Un appartement hanté…

Remi Weekes, qui a écrit le scénario de son film à partir d’une histoire imaginée par Felicity Evans et Toby Venables, deux nouveaux venus, évoque bien la situation de soumission absolue dans laquelle se retrouvent des gens venus d’ailleurs pour se refaire une nouvelle vie. Et dont la moindre plainte pourrait leur valoir une mauvaise note au dossier. « Mon appartement n’est même pas grand comme le vôtre ! », leur dit d’ailleurs l’un des travailleurs sociaux, quand Bol et Rial réclament un déménagement.

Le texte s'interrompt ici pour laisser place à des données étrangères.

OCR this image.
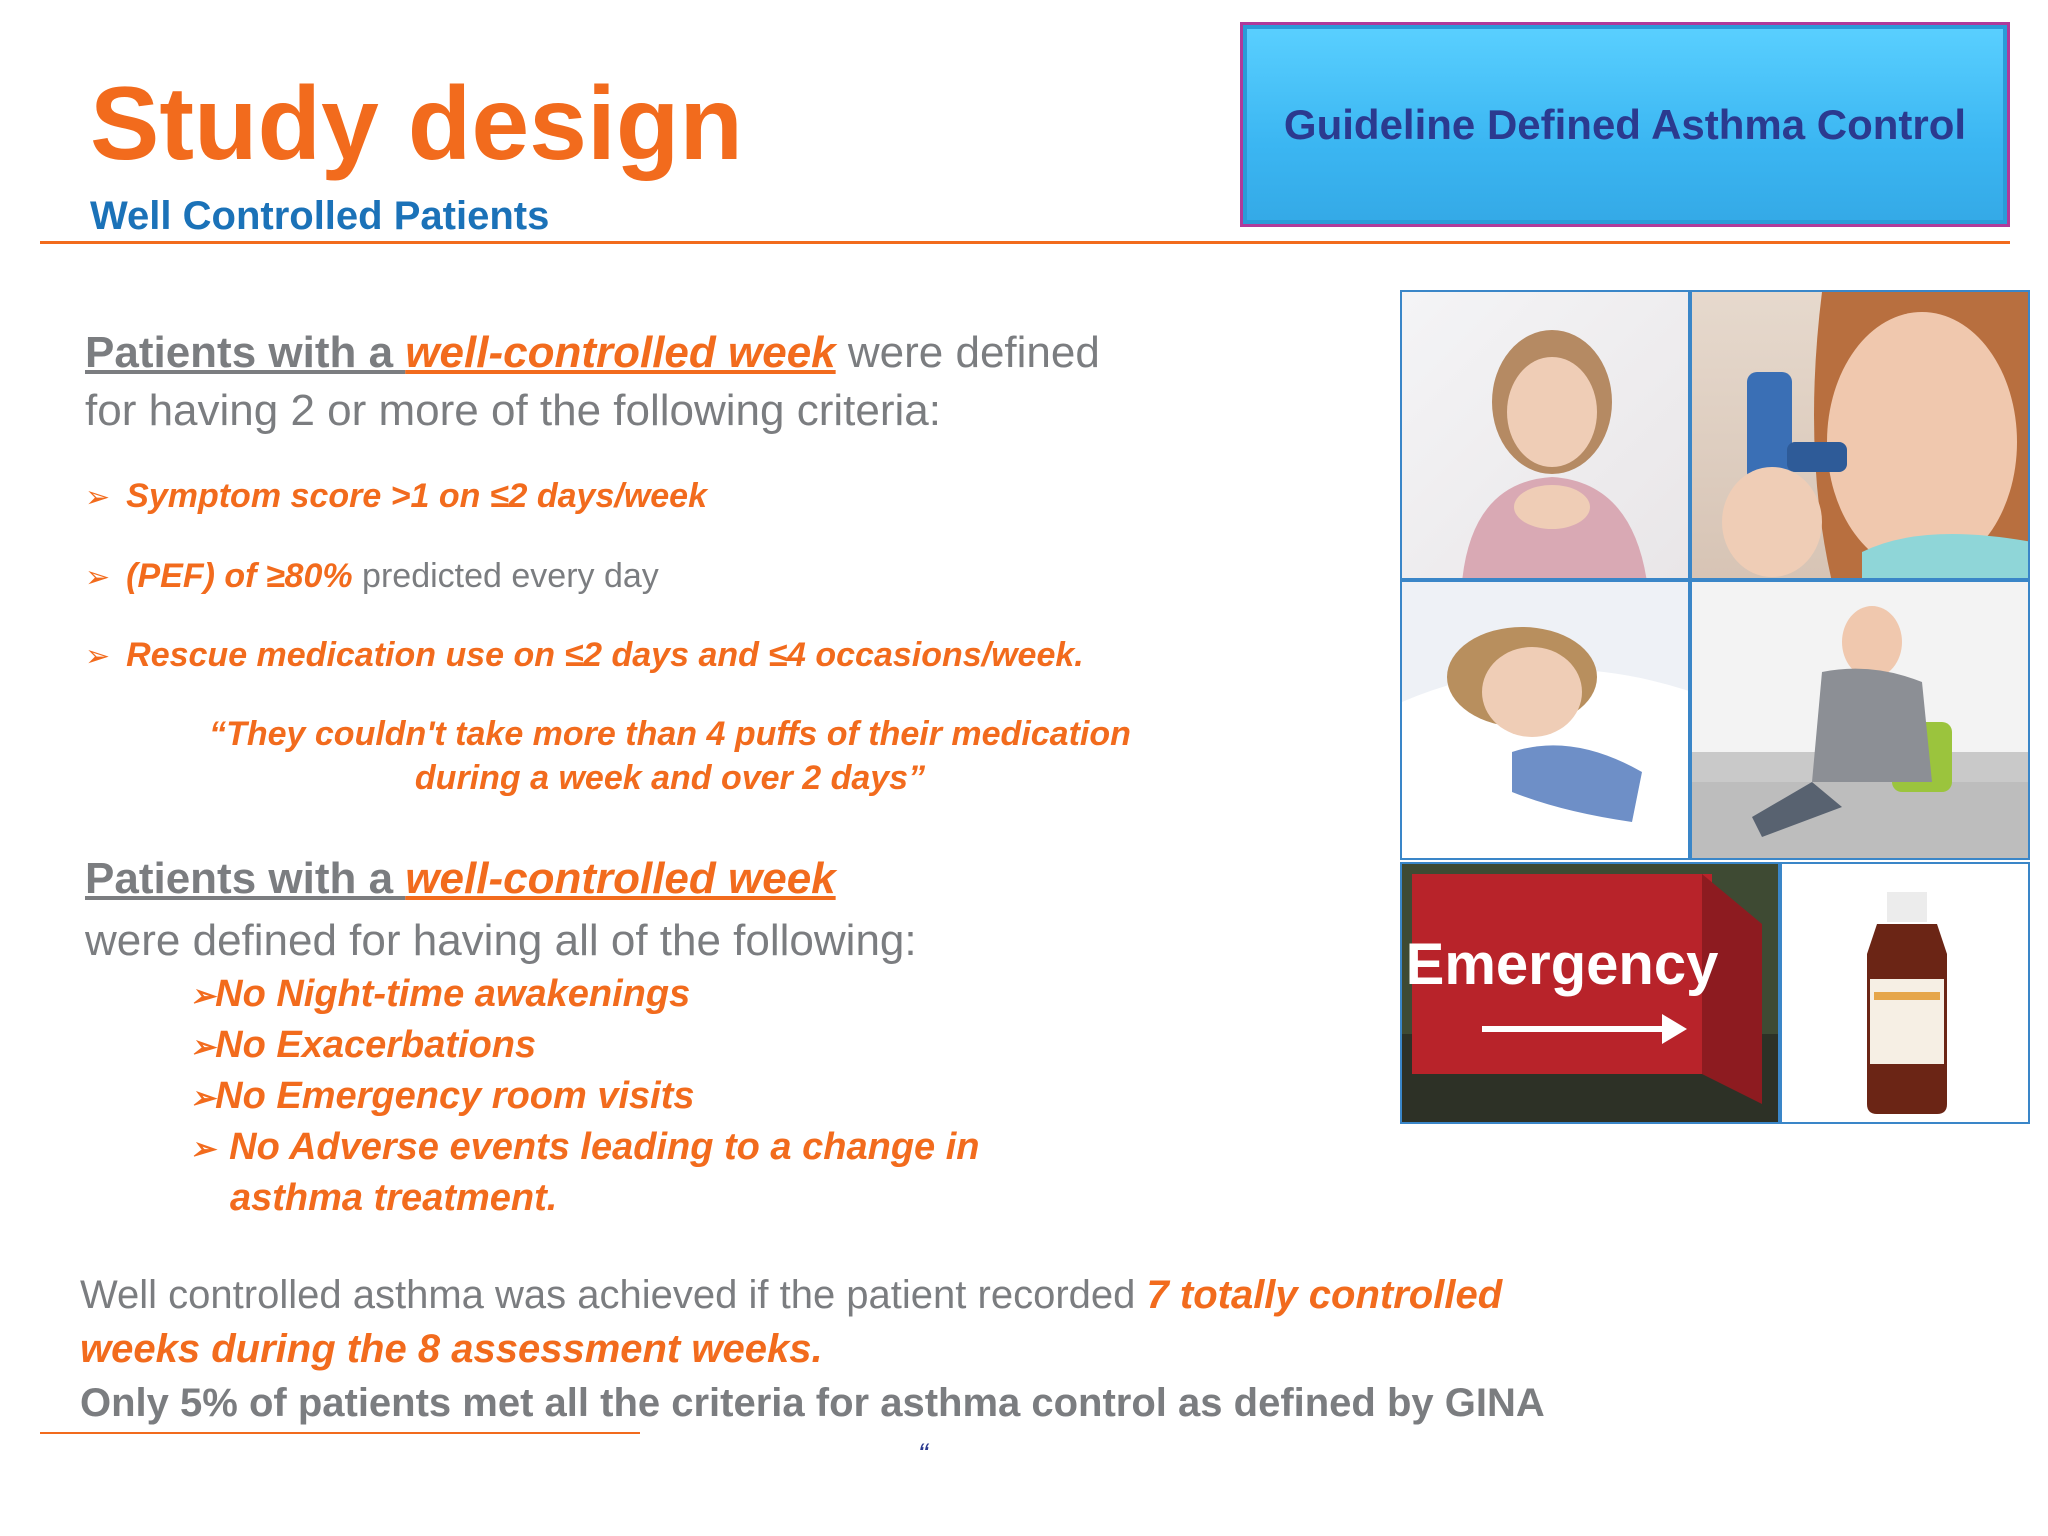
Study design
Well Controlled Patients
Guideline Defined Asthma Control
Patients with a well-controlled week were defined
for having 2 or more of the following criteria:
➢ Symptom score >1 on ≤2 days/week
➢ (PEF) of ≥80% predicted every day
➢ Rescue medication use on ≤2 days and ≤4 occasions/week.
“They couldn't take more than 4 puffs of their medication
during a week and over 2 days”
Patients with a well-controlled week
were defined for having all of the following:
➢No Night-time awakenings
➢No Exacerbations
➢No Emergency room visits
➢ No Adverse events leading to a change in
asthma treatment.
Well controlled asthma was achieved if the patient recorded 7 totally controlled
weeks during the 8 assessment weeks.
Only 5% of patients met all the criteria for asthma control as defined by GINA
“
Emergency
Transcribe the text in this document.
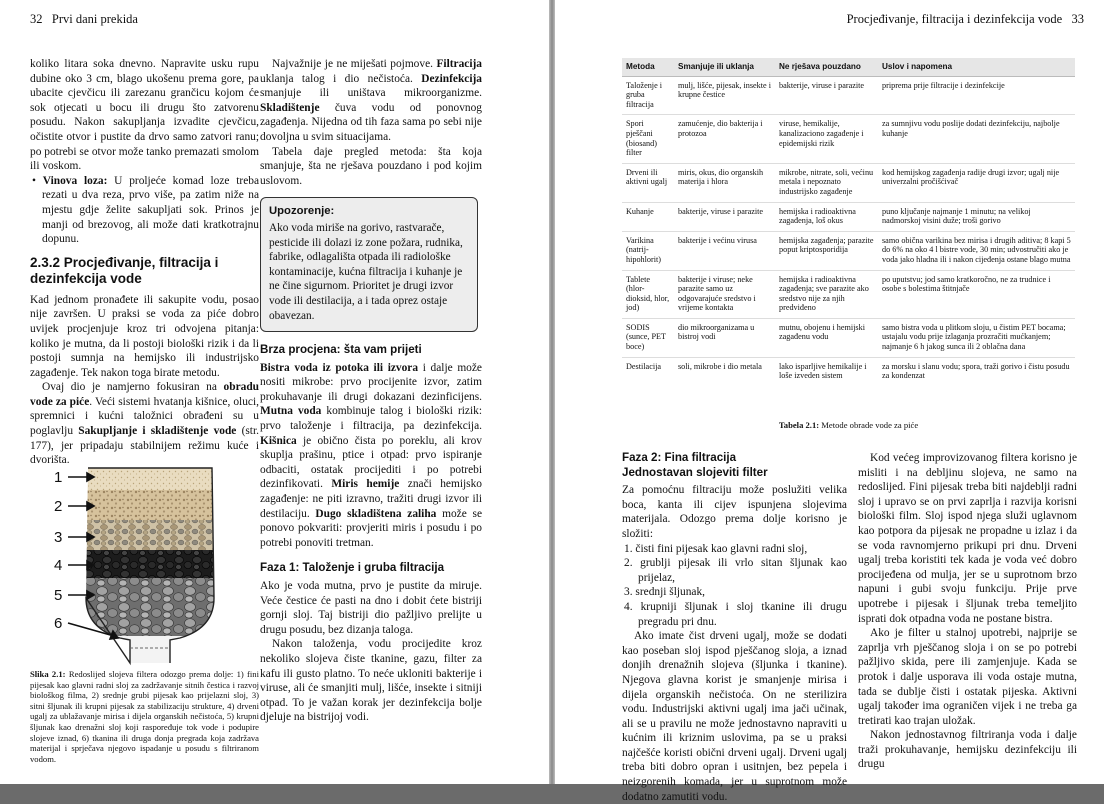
32 Prvi dani prekida

koliko litara soka dnevno. Napravite usku rupu dubine oko 3 cm, blago ukošenu prema gore, pa ubacite cjevčicu ili zarezanu grančicu kojom će sok otjecati u bocu ili drugu što zatvorenu posudu. Nakon sakupljanja izvadite cjevčicu, očistite otvor i pustite da drvo samo zatvori ranu; po potrebi se otvor može tanko premazati smolom ili voskom.

• Vinova loza: U proljeće komad loze treba rezati u dva reza, prvo više, pa zatim niže na mjestu gdje želite sakupljati sok. Prinos je manji od brezovog, ali može dati kratkotrajnu dopunu.

2.3.2 Procjeđivanje, filtracija i dezinfekcija vode

Kad jednom pronađete ili sakupite vodu, posao nije završen. U praksi se voda za piće dobro uvijek procjenjuje kroz tri odvojena pitanja: koliko je mutna, da li postoji biološki rizik i da li postoji sumnja na hemijsko ili industrijsko zagađenje. Tek nakon toga birate metodu.

Ovaj dio je namjerno fokusiran na obradu vode za piće. Veći sistemi hvatanja kišnice, oluci, spremnici i kućni taložnici obrađeni su u poglavlju Sakupljanje i skladištenje vode (str. 177), jer pripadaju stabilnijem režimu kuće i dvorišta.

1
2
3
4
5
6
Slika 2.1: Redoslijed slojeva filtera odozgo prema dolje: 1) fini pijesak kao glavni radni sloj za zadržavanje sitnih čestica i razvoj biološkog filma, 2) srednje grubi pijesak kao prijelazni sloj, 3) sitni šljunak ili krupni pijesak za stabilizaciju strukture, 4) drveni ugalj za ublažavanje mirisa i dijela organskih nečistoća, 5) krupni šljunak kao drenažni sloj koji raspoređuje tok vode i podupire slojeve iznad, 6) tkanina ili druga donja pregrada koja zadržava materijal i sprječava njegovo ispadanje u posudu s filtriranom vodom.

Najvažnije je ne miješati pojmove. Filtracija uklanja talog i dio nečistoća. Dezinfekcija smanjuje ili uništava mikroorganizme. Skladištenje čuva vodu od ponovnog zagađenja. Nijedna od tih faza sama po sebi nije dovoljna u svim situacijama.

Tabela daje pregled metoda: šta koja smanjuje, šta ne rješava pouzdano i pod kojim uslovom.

Upozorenje:
Ako voda miriše na gorivo, rastvarače, pesticide ili dolazi iz zone požara, rudnika, fabrike, odlagališta otpada ili radiološke kontaminacije, kućna filtracija i kuhanje je ne čine sigurnom. Prioritet je drugi izvor vode ili destilacija, a i tada oprez ostaje obavezan.
Brza procjena: šta vam prijeti

Bistra voda iz potoka ili izvora i dalje može nositi mikrobe: prvo procijenite izvor, zatim prokuhavanje ili drugi dokazani dezinficijens. Mutna voda kombinuje talog i biološki rizik: prvo taloženje i filtracija, pa dezinfekcija. Kišnica je obično čista po poreklu, ali krov skuplja prašinu, ptice i otpad: prvo ispiranje odbaciti, ostatak procijediti i po potrebi dezinfikovati. Miris hemije znači hemijsko zagađenje: ne piti izravno, tražiti drugi izvor ili destilaciju. Dugo skladištena zaliha može se ponovo pokvariti: provjeriti miris i posudu i po potrebi ponoviti tretman.

Faza 1: Taloženje i gruba filtracija

Ako je voda mutna, prvo je pustite da miruje. Veće čestice će pasti na dno i dobit ćete bistriji gornji sloj. Taj bistriji dio pažljivo prelijte u drugu posudu, bez dizanja taloga.

Nakon taloženja, vodu procijedite kroz nekoliko slojeva čiste tkanine, gazu, filter za kafu ili gusto platno. To neće ukloniti bakterije i viruse, ali će smanjiti mulj, lišće, insekte i sitniji otpad. To je važan korak jer dezinfekcija bolje djeluje na bistrijoj vodi.

Procjeđivanje, filtracija i dezinfekcija vode 33
Metoda	Smanjuje ili uklanja	Ne rješava pouzdano	Uslov i napomena
Taloženje i gruba filtracija	mulj, lišće, pijesak, insekte i krupne čestice	bakterije, viruse i parazite	priprema prije filtracije i dezinfekcije
Spori pješčani (biosand) filter	zamućenje, dio bakterija i protozoa	viruse, hemikalije, kanalizaciono zagađenje i epidemijski rizik	za sumnjivu vodu poslije dodati dezinfekciju, najbolje kuhanje
Drveni ili aktivni ugalj	miris, okus, dio organskih materija i hlora	mikrobe, nitrate, soli, većinu metala i nepoznato industrijsko zagađenje	kod hemijskog zagađenja radije drugi izvor; ugalj nije univerzalni pročišćivač
Kuhanje	bakterije, viruse i parazite	hemijska i radioaktivna zagađenja, loš okus	puno ključanje najmanje 1 minutu; na velikoj nadmorskoj visini duže; troši gorivo
Varikina (natrij-hipohlorit)	bakterije i većinu virusa	hemijska zagađenja; parazite poput kriptosporidija	samo obična varikina bez mirisa i drugih aditiva; 8 kapi 5 do 6% na oko 4 l bistre vode, 30 min; udvostručiti ako je voda jako hladna ili i nakon cijeđenja ostane blago mutna
Tablete (hlor-dioksid, hlor, jod)	bakterije i viruse; neke parazite samo uz odgovarajuće sredstvo i vrijeme kontakta	hemijska i radioaktivna zagađenja; sve parazite ako sredstvo nije za njih predviđeno	po uputstvu; jod samo kratkoročno, ne za trudnice i osobe s bolestima štitnjače
SODIS (sunce, PET boce)	dio mikroorganizama u bistroj vodi	mutnu, obojenu i hemijski zagađenu vodu	samo bistra voda u plitkom sloju, u čistim PET bocama; ustajalu vodu prije izlaganja prozračiti mućkanjem; najmanje 6 h jakog sunca ili 2 oblačna dana
Destilacija	soli, mikrobe i dio metala	lako isparljive hemikalije i loše izveden sistem	za morsku i slanu vodu; spora, traži gorivo i čistu posudu za kondenzat
Tabela 2.1: Metode obrade vode za piće
Faza 2: Fina filtracija
Jednostavan slojeviti filter

Za pomoćnu filtraciju može poslužiti velika boca, kanta ili cijev ispunjena slojevima materijala. Odozgo prema dolje korisno je složiti:

1. čisti fini pijesak kao glavni radni sloj,
2. grublji pijesak ili vrlo sitan šljunak kao prijelaz,
3. srednji šljunak,
4. krupniji šljunak i sloj tkanine ili drugu pregradu pri dnu.

Ako imate čist drveni ugalj, može se dodati kao poseban sloj ispod pješčanog sloja, a iznad donjih drenažnih slojeva (šljunka i tkanine). Njegova glavna korist je smanjenje mirisa i dijela organskih nečistoća. On ne sterilizira vodu. Industrijski aktivni ugalj ima jači učinak, ali se u pravilu ne može jednostavno napraviti u kućnim ili kriznim uslovima, pa se u praksi najčešće koristi obični drveni ugalj. Drveni ugalj treba biti dobro opran i usitnjen, bez pepela i neizgorenih komada, jer u suprotnom može dodatno zamutiti vodu.

Kod većeg improvizovanog filtera korisno je misliti i na debljinu slojeva, ne samo na redoslijed. Fini pijesak treba biti najdeblji radni sloj i upravo se on prvi zaprlja i razvija korisni biološki film. Sloj ispod njega služi uglavnom kao potpora da pijesak ne propadne u izlaz i da se voda ravnomjerno prikupi pri dnu. Drveni ugalj treba koristiti tek kada je voda već dobro procijeđena od mulja, jer se u suprotnom brzo napuni i gubi svoju funkciju. Prije prve upotrebe i pijesak i šljunak treba temeljito isprati dok otpadna voda ne postane bistra.

Ako je filter u stalnoj upotrebi, najprije se zaprlja vrh pješčanog sloja i on se po potrebi pažljivo skida, pere ili zamjenjuje. Kada se protok i dalje usporava ili voda ostaje mutna, tada se dublje čisti i ostatak pijeska. Aktivni ugalj također ima ograničen vijek i ne treba ga tretirati kao trajan uložak.

Nakon jednostavnog filtriranja voda i dalje traži prokuhavanje, hemijsku dezinfekciju ili drugu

His House étant un film misant sur les codes du genre, le couple se retrouve ainsi coincé dans un appartement apparemment hanté. Weekes s’amuse à faire sursauter le spectateur avec des visions cauchemardesques inopinées, dont plusieurs évoquent les drames qu’a vécus le couple dans son pays d’origine et pendant la traversée. Est-ce assez pour satisfaire les amateurs purs et durs du genre ? Peut-être pas. Mais ces visions restent quand même ici au service d’une histoire ancrée dans une vraie réalité contemporaine. Avec un dernier acte plutôt surprenant.

AFFICHE FOURNIE PAR NETFLIX

His House

Soulignons, à cet égard, les excellentes performances de Sope Dirisu (The Huntsman : Winter’s War) et de Wunmi Mosaku (Fantastic Beasts and Where to Find Them). Les deux comédiens apportent toute leur humanité dans une histoire évoquant un monde assurément déficitaire à ce chapitre.

His House (Sa maison en version française) est offert sur Netflix.

★★★½

His House. Thriller de Remi Weekes. Avec Sope Dirisu, Wunmi Mosaku, Matt Smith. 1 h 33.